虎舞羅ーコブラー

ヴェノム:レット・ゼア・ビー・カーネイジの虎舞羅ーコブラーのレビュー・感想・評価

4.0
「愛すべき“俺たち”が帰って来た!次なる敵はシリアルキラーと“赤いやつ”?最凶最悪の決戦が、今始まる…!」

先週の土日は時間があったので、寮から遠出して後輩と二人で劇場で鑑賞。字幕版上映は時間が合わなかったため、私にとって珍しい吹き替え版での鑑賞となりました。

前作も個人的には好きだったのですが、やはり二作目の方が断トツ好みでしたね。
本作、もはやエディとヴェノムのラブストーリーではないでしょうか?それくらい前作よりも絡みが面白いですし、何よりいちゃついてる様にしか見えません。(笑)
ほら〜恋愛もののプロットの王道って、〈出会う→とある事から大喧嘩→決別→でも本当はお互い寂しい→色々あって合流&仲直り→共闘〉みたいな感じだと思うんですよ。(恋愛もの経験が浅い人の独断です💦)
まさにそれだと思うんですよね〜。友情を超えて“愛”です!そう!これは“LOVE”なんです!観た人の殆どはそう感じてしまうのではないでしょうか。何せ監督も「彼らはもはや結婚してるよ」的な発言をしてるので、これはもう確定です。前作でヴェノムとエディの絡みが少なくて物足りなかったという方は、絶対に映画館で味わう事をオススメします!

そんな中、今回敵対するのはカーネイジこと「赤いやつ」。背中から生える鋭利な槍の様に尖った触手と、ヴェノムより凶悪で残忍な印象を感じさせる無数の針の様な牙、鮮血のように赤黒く染まる体。
そのビジュアルだけでも充分恐ろしいですが、その宿主も中々凶悪。
その宿主は、連続殺人鬼クレタス。常にどこか 不敵な笑みを浮かべ、常人には理解し難い思想と信念を抱く男。彼の口から発せられる詩的な言葉には、誰もが“ただ者ではない”という事を本能的に感じ取る。そんな男は世に不満を抱き続け、カーネイジ“大殺戮”となって解き放たれる。
危険な殺人鬼クレタスを演じるのは、「ナチュラル・ボーン・キラーズ」などのウディ・ハレルソン。彼が普段見せる温厚で人当たりの良い笑顔とは程遠い、どこか危なっかしい凶悪犯のオーラを漂わせ熱演しています。完全に私個人の主観ですが、鑑賞中クレタスと『孤狼の血 LEVEL2』の上林のイメージが重なる事が何度かあったんですよね。

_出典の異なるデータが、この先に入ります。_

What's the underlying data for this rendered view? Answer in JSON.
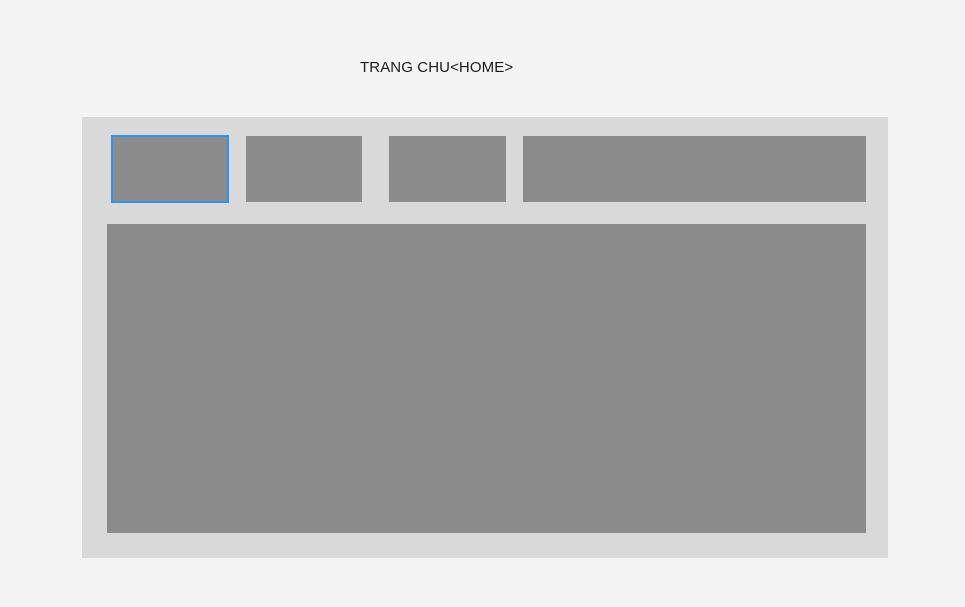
{
  "header": {
    "title": "TRANG CHU<HOME>"
  },
  "colors": {
    "page_background": "#f4f4f4",
    "frame_background": "#d9d9d9",
    "placeholder_fill": "#8c8c8c",
    "selection_outline": "#2d95ee"
  },
  "nav": {
    "items": [
      {
        "label": "",
        "selected": true
      },
      {
        "label": "",
        "selected": false
      },
      {
        "label": "",
        "selected": false
      },
      {
        "label": "",
        "selected": false
      }
    ]
  },
  "main": {
    "content_label": ""
  }
}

画面に出てくるたびに、何をしでかすか分からない緊張感と恐怖感に包まれるあの感覚。流石にレーティングの問題上、上林ほどに残虐では無いものの近い恐怖を感じるように思えます。彼には幼少期から心を許し合い愛し合うフランシス・バリソンという女性がおり、彼女だけが唯一の心の支えとなっているという点や、彼が本当に望んでいたものの正体から考えるに、やはり彼を狂わせているのは“孤独”と“自らへの愛の渇望”ではないかと考えてしまいます。いかんせん彼らの過去は尺の都合もあり、あまり深堀りはされていないものの、個人的にはどちらも好きな悪役キャラでしたね。

吹き替え版で観ることが少ないため、最初こそ違和感があったものの徐々に問題なく物語に入り込むことが出来ました。特別浮いているような人もいませんし、何より嬉しいのは私の好きな声優、早見沙織さんがバリソン役で出演されていた事。早見さんのいつもの清廉な声とは違い、少し声の低い怪しげな悪役ボイスが聴けたので満足です。

一つの映画として観ると少々粗が見える部分があるものの、98分の上映時間の中でボリューミーなアクションが楽しめる良質なエンターテイメント作品に仕上がっているのではないでしょうか。
前作よりも更にパワーアップしたヴェノムとエディを、是非ぜひ劇場でご覧ください!